Anonymous 0 Comments

Not much. I’ve gone from sea level to 3,000′ many times with no issue.

I’ve flown from sea level to 7,000′ one day and hiked to 13,000′ the next and got a headache.

Anonymous 0 Comments

Having gone through rapid decompression from 5,000 to 25,000 feet, I’ll tell you it’s fine. You need extra oxygen if you’re going to stay up at 25k, but you won’t get the bends or other problems. If it happens in real life rather than in a pressure/vacuum tank, the doctors will check you out, but you’ll be fine as long as you’ve got oxygen available.
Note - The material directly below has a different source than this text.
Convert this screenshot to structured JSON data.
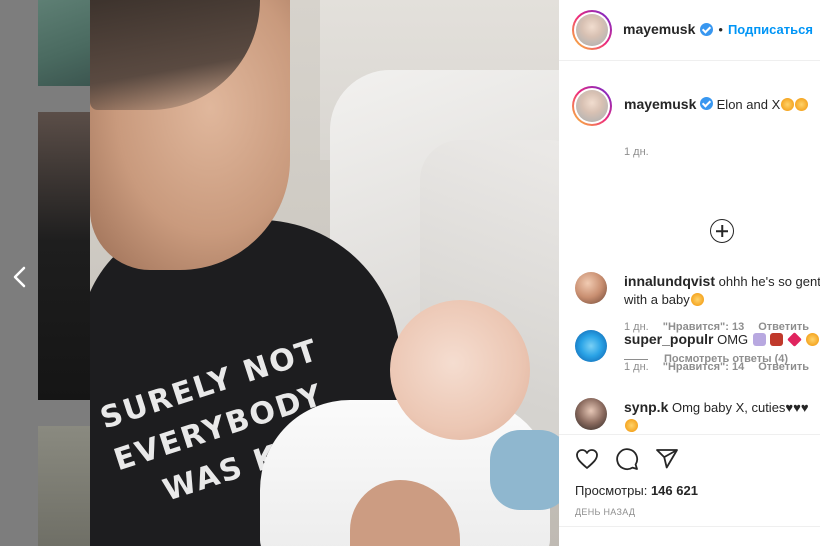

For most people, going from 500 to 1000 would make your ears pop to equalize the pressure. You wouldn’t even notice a difference otherwise.

Anonymous 0 Comments

Speed of change of elevation would also be a factor, but going from 500foot elevation would be less of a change than going from 6’ to the surface of the pool, 30’ of water is about 1 atmosphere of pressure and there’s no need to worry about the bends. So moving through the atmosphere would have no effect other than the lack of oxygen at altitude which is why you get the headache and flu like symptoms

Anonymous 0 Comments

Essentially nothing. Airliners are typically pressurized to 8,000’ of altitude, and people do just fine.

Anonymous 0 Comments

I live at about 30ft above sea level and work most days at over 2000 feet. Nothing really happens. Your body doesn’t have a reaction to the altitude difference because in terms of air pressure It’s a very small change. 500ft+ difference in water pressure is a massive difference because water is heavy and that massive change in pressure when you go from deep water to the surface is what causes crazy body reactions

Anonymous 0 Comments

this is what happens when you visit, for example, Quito, Ecuador which I have done many time. I live at sea level (0 m) and then land at 2800m (more or less). We spend our days between 2800m and 3500m, sometimes higher. I get a headache after landing and need about a day to get used to the thinner air (lack of oxygen) but then i’m OK.

Anonymous 0 Comments

Personally, we get lifted from 1000m to 3000m in minutes for skiing. That’s a 3000 to 9000 in feet.

Nothing. No problem. Only issue is you need to breathe more, and automatic breathe for the body is not designed to adjust in minutes. You want your breathing to get adapted, bit deeper,
bit more frequent. If not your blood will carry slightly less oxygen making you slightly less accurate.

It’s discouraged to try ski the minute you arrive at 3000m, the first time you get there in the day. You generally exercise and stretch for 20 minutes, then ride. This buys time to adapt.

After that you can repeat 1000-3000m as many time as you want in the day, without having to use any more time to adapt, as you are adapted.

Cause you rest at 1000 at night, next day you better take another 20 min to adapt before skiing as your lungs have gone back to the usual low altitude breathing during the night.

This is not mandatory but reduces a lot the injuries as having slightly less oxygen in the blood will make ski errors 10 times more likely. You are otherwise fine but doing one wrong jump per month is way better than crashing everytime you do your first descent of the day.

This is for extreme sport done semi-professionally. If you ski like grandma you won’t need your body to be 100%. That’s just if you do very high intensity very high risk activities.

Note: sea level to 1000 is basically the same thing. 2000m is risky only if you have a severe medical condition. 3000 you are not 100% even if fit and adapted, 4000m you start to feel bad, it’s dangerous. But all of this is due to lack of oxygen, not because of decompression.